My old acquaintance was livid. I understood his annoyance at losing significant billing but I had to tell him that this kind of thing was going to happen more and more to people selling to mature brands in the U.S. Local and regional media will likely be hit harder than national network media, I added, which really made his day.

Here is what I think is slowly beginning to happen. Many mature brands in the U.S. are treading water. They are firmly entrenched and work on paper-thin margins. Volumes may be high but there is not great pricing power. So, because capital always tends to move where it can get the greatest return, many marketers are spending advertising and promotional dollars overseas.

 Both consulting firm McKinsey & Company and the United Nations have produced reports saying that private consumption in emerging markets is at about $12 trillion per year. By 2025, that projection will top $30 trillion. So put yourself in the place of a CEO or global marketing officer of a consumer brands outfit. You would be foolish not to market your brands aggressively in Bangkok or Jakarta or Sao Paulo rather than maintain your share of voice in Pittsburgh.

China and India combined are together adding 70 million members of the middle class every year. We, sadly, appear to be losing several million middle class citizens each year due to a struggling economy. There will be ups and downs for sure over the next 20 years in emerging markets but the net result has to be a tidal wave of consumption across all types of goods be they luxury, disposable, digital or mechanical.

Also, a mere six countries—China, India, Indonesia, Brazil, Mexico, and Russia have just over half of the world’s population. And, other than China, which will soon have an aging population, the others all skew younger than the U.S. and most of the West and Japan.  Also, keep in mind that the really explosive growth percentage wise will come from smaller countries in Asia and Latin America.

People focus a lot on tech and look at companies such as Apple or Samsung or Google. But, a rising middle class brings other categories explosive growth. How about something mundane like soap companies? They are growing like wildfire in Latin America and Asia. It is very simple—as you become middle class, you use more personal care products.

Imagine a young lad growing up on a small subsistence farm on an Indonesian island. He has an aptitude for math and after finishing the local school eventually finds his way to Jakarta and works as a clerk in an insurance office.
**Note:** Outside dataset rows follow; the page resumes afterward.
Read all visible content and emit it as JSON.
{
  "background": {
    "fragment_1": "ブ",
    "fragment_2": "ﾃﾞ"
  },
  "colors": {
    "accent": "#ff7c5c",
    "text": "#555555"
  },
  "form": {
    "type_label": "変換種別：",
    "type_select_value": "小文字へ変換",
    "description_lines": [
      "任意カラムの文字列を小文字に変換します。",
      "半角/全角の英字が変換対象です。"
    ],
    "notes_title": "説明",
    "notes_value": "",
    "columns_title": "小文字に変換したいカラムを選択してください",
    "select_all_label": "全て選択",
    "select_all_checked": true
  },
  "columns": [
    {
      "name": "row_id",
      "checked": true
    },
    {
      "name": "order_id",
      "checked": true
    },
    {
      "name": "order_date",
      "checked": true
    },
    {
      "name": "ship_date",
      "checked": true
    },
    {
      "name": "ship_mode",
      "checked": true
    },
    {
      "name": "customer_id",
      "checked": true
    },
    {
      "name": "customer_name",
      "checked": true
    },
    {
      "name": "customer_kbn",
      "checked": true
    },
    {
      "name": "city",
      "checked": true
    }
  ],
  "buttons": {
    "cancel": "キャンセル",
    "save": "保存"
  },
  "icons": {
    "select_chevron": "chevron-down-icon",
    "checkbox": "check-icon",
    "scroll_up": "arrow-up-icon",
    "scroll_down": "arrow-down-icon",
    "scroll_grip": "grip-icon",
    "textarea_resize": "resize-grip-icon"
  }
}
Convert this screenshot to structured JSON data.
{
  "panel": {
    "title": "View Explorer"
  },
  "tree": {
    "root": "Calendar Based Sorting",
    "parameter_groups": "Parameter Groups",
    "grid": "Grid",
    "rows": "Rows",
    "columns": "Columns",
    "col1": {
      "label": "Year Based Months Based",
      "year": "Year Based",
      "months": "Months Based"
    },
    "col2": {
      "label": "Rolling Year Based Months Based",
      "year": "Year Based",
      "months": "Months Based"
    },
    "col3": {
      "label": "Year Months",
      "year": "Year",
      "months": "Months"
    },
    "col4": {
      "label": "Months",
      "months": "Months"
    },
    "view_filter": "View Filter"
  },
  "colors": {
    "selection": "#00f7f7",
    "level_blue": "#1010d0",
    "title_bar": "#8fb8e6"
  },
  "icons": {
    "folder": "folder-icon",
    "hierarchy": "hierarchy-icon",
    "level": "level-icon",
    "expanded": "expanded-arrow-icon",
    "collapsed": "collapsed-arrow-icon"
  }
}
At night, he takes accounting classes at a business college. He now shaves daily (a gain for Gillette, a P&G brand), uses whitening toothpaste twice a day (Colgate) and showers each morning with Dove (Unilever). These companies are beautifully positioned as millions more enter a middle class lifestyle each year. Why does KFC open a store in China daily and McDonald’s 2-3 per week there as well? Because, simply, the sales potential is enormous. Coke is now in all but three countries on earth (Burma, Cuba, and North Korea) and growth is interesting as per capita consumption levels are 80-100 years behind the U.S. in most emerging markets.

Years ago, I worked every now and then with a real character. He was undisciplined but a very dynamic presenter. New business was his forte. He pitched like crazy because he said clients were like a leaky barrel. You poured some new ones on top regularly but always lost some from the bottom each year.

My many friends in the media business are about to become acquainted with the leaky barrel. But, in this case, ad dollars are going to be leaving the North American continent forever. They are going to have to be very resourceful to find replacement revenue for some of the old stalwarts who are finding emerging markets to be a happy hunting ground for profitable sales growth.